After approving her work, she shrugged into the straps of her green camouflage print knapsack and hung her shoulder purse around her neck. The pack was stocked with freeze-dried foods, a backpacking stove, utensils, and other essential gear. With a backward glance, she started up the snowy lane. A moment later, she stopped. If the Lexus were found, she’d be tracked down in a matter of days. She trotted back to her car. She pulled one of those tools that include a spoon, scissors, a screwdriver, and knives from a side pocket of the knapsack. She fingered open a blade and slit the palm of her left hand.

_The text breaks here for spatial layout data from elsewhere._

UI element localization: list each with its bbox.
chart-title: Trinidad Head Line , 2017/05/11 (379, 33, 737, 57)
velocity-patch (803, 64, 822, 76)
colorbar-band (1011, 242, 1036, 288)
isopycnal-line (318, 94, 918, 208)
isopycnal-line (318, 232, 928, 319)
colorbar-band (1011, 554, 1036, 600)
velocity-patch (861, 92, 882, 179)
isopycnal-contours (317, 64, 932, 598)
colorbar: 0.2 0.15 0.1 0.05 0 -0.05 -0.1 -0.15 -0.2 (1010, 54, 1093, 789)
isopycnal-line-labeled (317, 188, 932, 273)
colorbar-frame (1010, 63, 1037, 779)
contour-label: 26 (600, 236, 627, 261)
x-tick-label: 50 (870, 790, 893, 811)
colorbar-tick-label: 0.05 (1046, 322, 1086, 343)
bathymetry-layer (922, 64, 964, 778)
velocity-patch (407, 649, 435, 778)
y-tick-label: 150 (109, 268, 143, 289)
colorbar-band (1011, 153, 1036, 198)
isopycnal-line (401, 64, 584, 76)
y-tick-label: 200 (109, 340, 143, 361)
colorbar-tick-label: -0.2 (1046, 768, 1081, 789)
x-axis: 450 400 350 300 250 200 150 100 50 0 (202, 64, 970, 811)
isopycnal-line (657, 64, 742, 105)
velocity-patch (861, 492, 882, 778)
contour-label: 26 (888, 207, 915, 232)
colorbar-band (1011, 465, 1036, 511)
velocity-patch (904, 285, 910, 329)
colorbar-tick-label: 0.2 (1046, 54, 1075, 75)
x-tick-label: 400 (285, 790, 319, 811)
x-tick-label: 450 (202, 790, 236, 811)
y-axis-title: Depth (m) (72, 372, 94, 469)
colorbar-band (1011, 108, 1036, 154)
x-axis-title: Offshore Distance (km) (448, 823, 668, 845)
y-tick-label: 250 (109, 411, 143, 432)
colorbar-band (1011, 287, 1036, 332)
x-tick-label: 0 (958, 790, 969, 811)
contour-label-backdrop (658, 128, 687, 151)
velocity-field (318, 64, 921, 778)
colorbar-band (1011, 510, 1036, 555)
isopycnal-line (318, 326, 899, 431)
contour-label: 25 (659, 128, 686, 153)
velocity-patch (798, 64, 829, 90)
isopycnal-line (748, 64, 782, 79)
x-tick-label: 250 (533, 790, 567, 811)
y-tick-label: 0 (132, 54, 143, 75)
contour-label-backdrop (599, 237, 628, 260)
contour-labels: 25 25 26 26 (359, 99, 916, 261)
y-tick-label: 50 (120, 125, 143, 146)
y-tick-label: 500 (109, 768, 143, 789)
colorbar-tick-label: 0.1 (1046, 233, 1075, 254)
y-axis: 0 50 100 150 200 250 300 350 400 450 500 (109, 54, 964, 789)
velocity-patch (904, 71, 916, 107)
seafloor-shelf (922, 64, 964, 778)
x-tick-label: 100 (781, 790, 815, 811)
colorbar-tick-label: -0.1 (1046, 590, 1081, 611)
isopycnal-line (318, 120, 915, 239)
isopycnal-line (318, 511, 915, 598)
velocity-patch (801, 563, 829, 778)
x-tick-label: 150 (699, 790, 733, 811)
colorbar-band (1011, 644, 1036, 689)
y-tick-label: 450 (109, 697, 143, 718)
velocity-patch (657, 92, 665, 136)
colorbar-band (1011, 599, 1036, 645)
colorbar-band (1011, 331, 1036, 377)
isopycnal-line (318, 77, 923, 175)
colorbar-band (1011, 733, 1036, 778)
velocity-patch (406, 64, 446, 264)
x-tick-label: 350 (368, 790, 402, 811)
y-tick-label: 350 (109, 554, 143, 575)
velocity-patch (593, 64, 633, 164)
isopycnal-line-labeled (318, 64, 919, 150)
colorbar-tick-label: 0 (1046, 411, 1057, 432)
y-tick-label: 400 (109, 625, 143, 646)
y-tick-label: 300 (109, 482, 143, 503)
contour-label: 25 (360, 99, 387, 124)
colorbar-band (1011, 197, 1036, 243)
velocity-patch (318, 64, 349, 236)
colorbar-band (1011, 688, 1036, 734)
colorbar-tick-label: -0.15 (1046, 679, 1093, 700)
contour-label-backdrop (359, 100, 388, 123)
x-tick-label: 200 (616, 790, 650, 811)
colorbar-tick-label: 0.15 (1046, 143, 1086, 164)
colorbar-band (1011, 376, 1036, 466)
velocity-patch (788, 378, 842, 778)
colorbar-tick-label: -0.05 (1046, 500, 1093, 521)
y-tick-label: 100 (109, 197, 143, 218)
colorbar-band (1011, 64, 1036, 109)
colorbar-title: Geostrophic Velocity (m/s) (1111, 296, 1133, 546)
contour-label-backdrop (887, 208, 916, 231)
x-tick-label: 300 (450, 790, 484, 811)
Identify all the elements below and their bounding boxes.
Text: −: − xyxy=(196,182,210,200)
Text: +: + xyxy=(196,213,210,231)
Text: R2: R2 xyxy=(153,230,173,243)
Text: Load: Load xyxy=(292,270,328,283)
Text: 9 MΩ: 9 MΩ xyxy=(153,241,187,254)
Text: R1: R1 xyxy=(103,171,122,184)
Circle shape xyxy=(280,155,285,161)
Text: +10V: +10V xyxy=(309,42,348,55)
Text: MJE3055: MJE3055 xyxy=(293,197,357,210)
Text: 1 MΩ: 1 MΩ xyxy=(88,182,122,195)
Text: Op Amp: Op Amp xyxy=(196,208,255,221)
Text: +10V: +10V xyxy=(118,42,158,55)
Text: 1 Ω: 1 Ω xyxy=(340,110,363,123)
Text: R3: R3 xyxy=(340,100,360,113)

When the blood flowed, she dabbed it on any surface that seemed logical, including the broken window. Satisfied, she started the car, turned the wheels sharply away from the tree, threw it into gear, pushed, and jumped back. The car bounded down the cliff into the icy stream below dislodging snow-capped rocks and thundering into the hush of snowfall. The car didn’t explode. Instead, it nosed down into the water, its back wheels spinning. She wrapped a scarf around the cut in her hand and disappeared into the swirling wall of the storm, the wind wailing with her every step.
She awoke on a bed of pine boughs and gunny sacks, immobilized by hypothermia, bruised, and hungry, a man’s hand clamped across her mouth. When asked who she was, the name, Jessie Woods tumbled from her lips.